Has archaeology proven the historical accuracy of the Bible? If you listened only to biblical inerrantists, you would certainly think so. Amateur apologists have spread this claim all over the internet, and in a letter published in this issue, Everett Hatcher even asserted that archaeology supports that "the Bible is the inerrant word of God." Such a claim as this is almost too absurd to deserve space for publication, because archaeology could prove the inerrancy of the Bible only if it unearthed undeniable evidence of the accuracy of every single statement in the Bible. If archaeological confirmation of, say, 95% of the information in the Bible should exist, then this would not constitute archaeological proof that the Bible is inerrant, because it would always be possible that error exists in the unconfirmed five percent.

Has archaeology confirmed the historical accuracy of some information in the Bible? Indeed it has, but I know of no person who has ever tried to deny that some biblical history is accurate. The inscription on the Moabite Stone, for example, provides disinterested, nonbiblical confirmation that king Mesha of the Moabites, mentioned in 2 Kings 3:4-27, was probably an actual historical character. The Black Obelisk provides a record of the payment of tribute to the Assyrian king Shalmaneser III by Jehu, king of the Israelites (2 Kings 9-10; 2 Chron. 22:7-9). Likewise, the Babylonian Chronicle attests to the historicity of Nebuchadnezzar, king of Babylon, and his conquest of Jerusalem as recorded in 2 Kings 25. Other examples could be cited, but these are sufficient to show that archaeology has corroborated some information in the Bible.

What biblicists who get so excited over archaeological discoveries like these apparently can't understand is that extrabiblical confirmation of some of the Bible does not constitute confirmation of all if the Bible. For example, the fact that archaeological evidence confirms that Jehu was an actual historical character confirms only that he was an actual historical character. It does not confirm the historical accuracy of everything that the Bible attributed to him. Did a "son of the prophets" go to Ramoth-gilead and anoint Jehu king of Israel while the reigning king was home in Jezreel recovering from battle wounds (2 Kings 9:1-10)? Did Jehu then ride to Jezreel in a chariot and massacre the Israelite royal family and usurp the throne (2 Kings 9:16 ff)? We simply cannot determine this from an Assyrian inscription that claimed Jehu paid tribute to Shalmaneser, so in the absence of disinterested, nonbiblical records that attest to these events, it is hardly accurate to say that archaeology has proven the historicity of what the Bible recorded about Jehu. Likewise, extrabiblical references to Nebuchadnezzar may confirm his historical existence, but they do not corroborate the accuracy of such biblical claims as his dream that Daniel interpreted (Dan. 2) or his seven-year period of insanity (Dan. 4:4-37). To so argue is to read entirely too much into the archaeological records.

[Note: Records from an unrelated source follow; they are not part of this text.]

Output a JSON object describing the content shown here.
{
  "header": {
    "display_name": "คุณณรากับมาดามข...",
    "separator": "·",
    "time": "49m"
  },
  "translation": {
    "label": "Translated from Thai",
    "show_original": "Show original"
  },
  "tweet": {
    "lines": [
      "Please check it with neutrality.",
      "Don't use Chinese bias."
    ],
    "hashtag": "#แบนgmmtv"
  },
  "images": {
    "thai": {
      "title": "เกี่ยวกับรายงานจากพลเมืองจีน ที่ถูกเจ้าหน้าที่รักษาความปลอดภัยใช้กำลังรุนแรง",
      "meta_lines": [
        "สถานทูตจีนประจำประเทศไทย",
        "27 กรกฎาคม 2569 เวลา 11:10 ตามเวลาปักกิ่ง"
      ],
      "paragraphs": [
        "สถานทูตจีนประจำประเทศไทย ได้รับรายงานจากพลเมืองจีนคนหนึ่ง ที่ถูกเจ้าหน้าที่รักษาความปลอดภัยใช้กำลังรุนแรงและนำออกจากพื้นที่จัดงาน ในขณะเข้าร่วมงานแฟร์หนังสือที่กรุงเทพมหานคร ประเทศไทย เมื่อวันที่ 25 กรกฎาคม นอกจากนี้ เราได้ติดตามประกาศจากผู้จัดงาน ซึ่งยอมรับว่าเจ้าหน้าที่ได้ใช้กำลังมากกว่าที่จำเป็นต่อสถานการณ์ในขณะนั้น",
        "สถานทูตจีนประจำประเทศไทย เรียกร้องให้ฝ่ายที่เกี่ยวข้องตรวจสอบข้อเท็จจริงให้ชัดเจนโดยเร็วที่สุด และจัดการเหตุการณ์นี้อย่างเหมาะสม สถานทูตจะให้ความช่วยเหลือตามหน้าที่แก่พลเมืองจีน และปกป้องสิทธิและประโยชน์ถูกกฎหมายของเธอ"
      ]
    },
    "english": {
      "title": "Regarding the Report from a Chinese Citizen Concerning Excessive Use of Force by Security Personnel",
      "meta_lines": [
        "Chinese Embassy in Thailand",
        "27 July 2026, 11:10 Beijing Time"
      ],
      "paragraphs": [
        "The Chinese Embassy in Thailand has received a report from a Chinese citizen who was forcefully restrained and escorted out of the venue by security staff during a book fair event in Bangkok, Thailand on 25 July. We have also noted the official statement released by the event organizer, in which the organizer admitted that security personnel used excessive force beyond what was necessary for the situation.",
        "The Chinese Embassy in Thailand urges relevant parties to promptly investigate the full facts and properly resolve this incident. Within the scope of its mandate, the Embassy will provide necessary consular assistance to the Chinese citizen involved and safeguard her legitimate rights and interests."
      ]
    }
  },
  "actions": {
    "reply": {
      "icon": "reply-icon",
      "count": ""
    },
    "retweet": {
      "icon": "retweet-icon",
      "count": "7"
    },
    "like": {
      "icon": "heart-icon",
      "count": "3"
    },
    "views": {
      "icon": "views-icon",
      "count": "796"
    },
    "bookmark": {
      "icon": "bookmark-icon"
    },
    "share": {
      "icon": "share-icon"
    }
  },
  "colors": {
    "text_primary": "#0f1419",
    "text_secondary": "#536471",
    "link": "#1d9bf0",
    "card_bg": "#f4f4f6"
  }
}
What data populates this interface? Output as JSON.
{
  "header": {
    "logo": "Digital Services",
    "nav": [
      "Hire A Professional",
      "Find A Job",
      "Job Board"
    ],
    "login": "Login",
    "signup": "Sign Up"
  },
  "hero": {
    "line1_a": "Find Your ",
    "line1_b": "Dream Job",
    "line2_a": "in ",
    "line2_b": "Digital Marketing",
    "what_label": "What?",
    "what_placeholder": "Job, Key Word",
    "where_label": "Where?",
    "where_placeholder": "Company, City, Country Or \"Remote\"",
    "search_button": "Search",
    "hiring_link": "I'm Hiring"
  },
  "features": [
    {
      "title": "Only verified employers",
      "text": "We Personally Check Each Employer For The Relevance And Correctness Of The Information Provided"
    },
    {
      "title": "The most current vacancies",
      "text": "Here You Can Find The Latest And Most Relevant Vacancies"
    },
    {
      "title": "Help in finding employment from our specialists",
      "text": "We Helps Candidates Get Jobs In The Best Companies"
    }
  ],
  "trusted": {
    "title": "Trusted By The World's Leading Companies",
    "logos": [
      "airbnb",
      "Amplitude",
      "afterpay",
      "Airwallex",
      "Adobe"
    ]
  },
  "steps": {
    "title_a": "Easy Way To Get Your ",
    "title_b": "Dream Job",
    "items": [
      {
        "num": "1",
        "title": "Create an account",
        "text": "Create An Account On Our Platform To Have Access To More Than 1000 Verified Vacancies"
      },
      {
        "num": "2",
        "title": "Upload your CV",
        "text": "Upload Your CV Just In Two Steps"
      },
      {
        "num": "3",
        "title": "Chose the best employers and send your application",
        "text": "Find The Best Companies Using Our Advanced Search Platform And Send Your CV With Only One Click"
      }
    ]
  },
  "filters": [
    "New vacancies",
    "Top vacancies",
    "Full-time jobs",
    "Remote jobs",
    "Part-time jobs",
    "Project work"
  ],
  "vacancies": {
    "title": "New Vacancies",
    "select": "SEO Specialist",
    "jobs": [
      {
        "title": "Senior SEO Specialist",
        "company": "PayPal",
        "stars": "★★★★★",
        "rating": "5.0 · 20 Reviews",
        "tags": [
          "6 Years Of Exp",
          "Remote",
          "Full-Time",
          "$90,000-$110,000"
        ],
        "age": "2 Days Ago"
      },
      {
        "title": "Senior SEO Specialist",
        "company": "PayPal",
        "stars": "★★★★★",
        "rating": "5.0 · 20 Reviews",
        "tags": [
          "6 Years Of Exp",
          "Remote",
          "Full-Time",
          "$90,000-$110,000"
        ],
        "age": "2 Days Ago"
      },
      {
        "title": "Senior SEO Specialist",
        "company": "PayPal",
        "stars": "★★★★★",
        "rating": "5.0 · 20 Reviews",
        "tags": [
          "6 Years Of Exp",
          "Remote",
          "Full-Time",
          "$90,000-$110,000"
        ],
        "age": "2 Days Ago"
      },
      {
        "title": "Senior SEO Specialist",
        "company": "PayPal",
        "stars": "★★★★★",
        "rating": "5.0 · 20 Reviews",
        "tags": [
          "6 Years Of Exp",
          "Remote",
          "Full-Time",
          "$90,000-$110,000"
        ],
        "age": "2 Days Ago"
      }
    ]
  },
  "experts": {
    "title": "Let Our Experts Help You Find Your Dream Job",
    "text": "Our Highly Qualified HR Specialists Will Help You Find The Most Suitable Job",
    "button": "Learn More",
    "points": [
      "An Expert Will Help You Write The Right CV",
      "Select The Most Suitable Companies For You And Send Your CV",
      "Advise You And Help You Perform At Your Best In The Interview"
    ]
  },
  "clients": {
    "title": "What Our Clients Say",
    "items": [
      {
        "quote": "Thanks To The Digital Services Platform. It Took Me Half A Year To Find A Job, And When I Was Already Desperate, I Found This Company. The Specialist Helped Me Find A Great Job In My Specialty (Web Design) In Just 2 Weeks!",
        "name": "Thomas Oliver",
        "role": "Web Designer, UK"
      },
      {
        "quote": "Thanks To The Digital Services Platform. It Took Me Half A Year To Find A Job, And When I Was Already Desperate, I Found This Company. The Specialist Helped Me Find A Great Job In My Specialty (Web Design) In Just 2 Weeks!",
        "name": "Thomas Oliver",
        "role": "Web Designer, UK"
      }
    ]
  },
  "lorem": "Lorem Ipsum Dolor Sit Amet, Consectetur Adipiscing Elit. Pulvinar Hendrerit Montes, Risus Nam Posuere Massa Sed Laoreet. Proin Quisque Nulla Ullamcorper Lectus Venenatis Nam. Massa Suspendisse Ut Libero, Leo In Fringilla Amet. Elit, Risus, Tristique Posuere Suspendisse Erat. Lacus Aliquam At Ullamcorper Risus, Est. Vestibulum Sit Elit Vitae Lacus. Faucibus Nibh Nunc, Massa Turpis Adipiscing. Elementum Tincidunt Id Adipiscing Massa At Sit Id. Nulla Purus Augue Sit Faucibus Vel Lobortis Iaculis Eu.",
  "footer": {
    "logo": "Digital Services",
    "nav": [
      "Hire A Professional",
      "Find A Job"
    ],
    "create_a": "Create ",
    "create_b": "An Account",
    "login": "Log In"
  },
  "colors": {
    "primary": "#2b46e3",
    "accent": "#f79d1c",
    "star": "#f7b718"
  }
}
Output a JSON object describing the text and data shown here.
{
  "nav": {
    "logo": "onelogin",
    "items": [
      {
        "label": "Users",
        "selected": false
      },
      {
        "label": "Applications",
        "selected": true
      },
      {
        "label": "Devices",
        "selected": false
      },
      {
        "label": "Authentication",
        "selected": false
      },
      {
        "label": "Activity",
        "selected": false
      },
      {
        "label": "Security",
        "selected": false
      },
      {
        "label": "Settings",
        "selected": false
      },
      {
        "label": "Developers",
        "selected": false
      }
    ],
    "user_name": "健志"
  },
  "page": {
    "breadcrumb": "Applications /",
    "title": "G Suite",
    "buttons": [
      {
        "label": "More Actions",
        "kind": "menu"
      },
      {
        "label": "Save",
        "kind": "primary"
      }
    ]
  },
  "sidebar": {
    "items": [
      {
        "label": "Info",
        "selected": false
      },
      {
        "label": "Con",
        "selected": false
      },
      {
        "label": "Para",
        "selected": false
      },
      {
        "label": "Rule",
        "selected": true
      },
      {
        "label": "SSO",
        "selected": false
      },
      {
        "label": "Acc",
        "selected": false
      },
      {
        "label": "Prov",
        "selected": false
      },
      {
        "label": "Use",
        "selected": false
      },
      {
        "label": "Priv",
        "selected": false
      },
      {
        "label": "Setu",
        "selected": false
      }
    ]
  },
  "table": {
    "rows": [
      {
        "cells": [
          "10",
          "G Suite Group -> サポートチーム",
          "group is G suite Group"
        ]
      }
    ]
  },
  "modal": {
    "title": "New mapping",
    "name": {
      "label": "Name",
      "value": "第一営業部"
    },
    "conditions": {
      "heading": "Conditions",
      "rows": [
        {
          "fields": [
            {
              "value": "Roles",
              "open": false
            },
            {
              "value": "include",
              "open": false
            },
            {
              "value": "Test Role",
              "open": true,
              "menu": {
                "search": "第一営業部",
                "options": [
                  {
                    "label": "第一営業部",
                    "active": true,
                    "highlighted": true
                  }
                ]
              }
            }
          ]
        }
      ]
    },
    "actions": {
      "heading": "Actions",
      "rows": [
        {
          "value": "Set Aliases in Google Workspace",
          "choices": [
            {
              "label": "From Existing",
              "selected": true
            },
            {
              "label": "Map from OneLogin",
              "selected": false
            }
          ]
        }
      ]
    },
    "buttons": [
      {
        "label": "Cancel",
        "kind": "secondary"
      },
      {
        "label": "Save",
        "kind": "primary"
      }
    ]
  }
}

The fact is that some archaeological discoveries in confirming part of the Bible simultaneously cast doubt on the accuracy of other parts. The Moabite Stone, for example, corroborates the biblical claim that there was a king of Moab named Mesha, but the inscription on the stone gives a different account of the war between Moab and the Israelites recorded in 2 Kings 3. Mesha's inscription on the stone claimed overwhelming victory, but the biblical account claims that the Israelites routed the Moabite forces and withdrew only after they saw Mesha sacrifice his eldest son as a burnt offering on the wall of the city the Moabites had retreated to (2 Kings 3:26-27). So the Moabite Stone, rather than corroborating the accuracy of the biblical record, gives reason to suspect that both accounts are biased. Mesha's inscription gave an account favorable to the Moabites, and the biblical account was slanted to favor the Israelites. The actual truth about the battle will probably never be known.

Other archaeological discoveries haven't just cast doubt on the accuracy of some biblical information but have shown some accounts to be completely erroneous. A notable example would be the account of Joshua's conquest and destruction of the Canaanite city of Ai. According to Joshua 8, Israelite forces attacked Ai, burned it, "utterly destroyed all the inhabitants," and made it a "heap forever" (vs:26-28). Extensive archaeological work at the site of Ai, however, has revealed that the city was destroyed and burned around 2400 B. C., which would have been over a thousand years before the time of Joshua. Joseph Callaway, a conservative Southern Baptist and professor at Southern Baptist Theological Seminary, spent nine years excavating the ruins of ancient Ai and afterwards reported that what he found there contradicted the biblical record.

This same article quoted what Callaway had earlier said when announcing the results of his nine-year excavation of Ai. The work of Kathleen Kenyon produced similar results in her excavation of the city of Jericho. Her conclusion was that the walls of Jericho were destroyed around 2300 B. C., about the same time that Ai was destroyed. Apparently, then, legends developed to explain the ruins of ancient cities, and biblical writers recorded them as tales of Joshua's conquests. Information like this, however, is never mentioned by inerrantists when they talk about archaeological confirmation of biblical records.

Archaeological silence is another problem that biblical inerrantists don't like to talk about. According to the Bible, the Israelite tribes were united into one nation that had a glorious history during the reigns of king David and his son Solomon, yet the archaeological record is completely silent about these two kings except for two disputed inscriptions that some think are references to "the house of David." This is strange indeed considering that references to Hebrew kings of much less biblical importance (Omri, Ahab, Jehu, Zedekiah, etc.) have been found in extrabiblical records. This archaeological silence doesn't prove that David and Solomon did not exist, but it certainly gives all but biblical inerrantists pause to wonder.

Another case in point is the biblical record of the exodus of the Israelites from Egypt and their subsequent 40-year wandering in the Sinai wilderness. According to census figures in the book of Numbers, the Israelite population would have been between 2.5 to 3 million people, all of whom died in the wilderness for their disobedience, yet extensive archaeological work by Israeli archaeologist Eliezer Oren over a period of 10 years "failed to provide a single shred of evidence that the biblical account of the Exodus from Egypt ever happened" (Barry Brown, "Israeli Archaeologist Reports No Evidence to Back Exodus Story," News Toronto Bureau, Feb. 27, 1988). Oren reported that although he found papyrus notes that reported the sighting of two runaway slaves, no records were found that mentioned a horde of millions: "They were spotted and the biblical account of 2.5 million people with 600,000 of military age weren't?" Oren asked in a speech at the Royal Ontario Museum. That is certainly a legitimate question. Up to 3 million Israelites camped in a wilderness for 40 years, but no traces of their camps, burials, and millions of animal sacrifices could be found in ten years of excavations. This may be an argument from silence, but it is a silence that screams.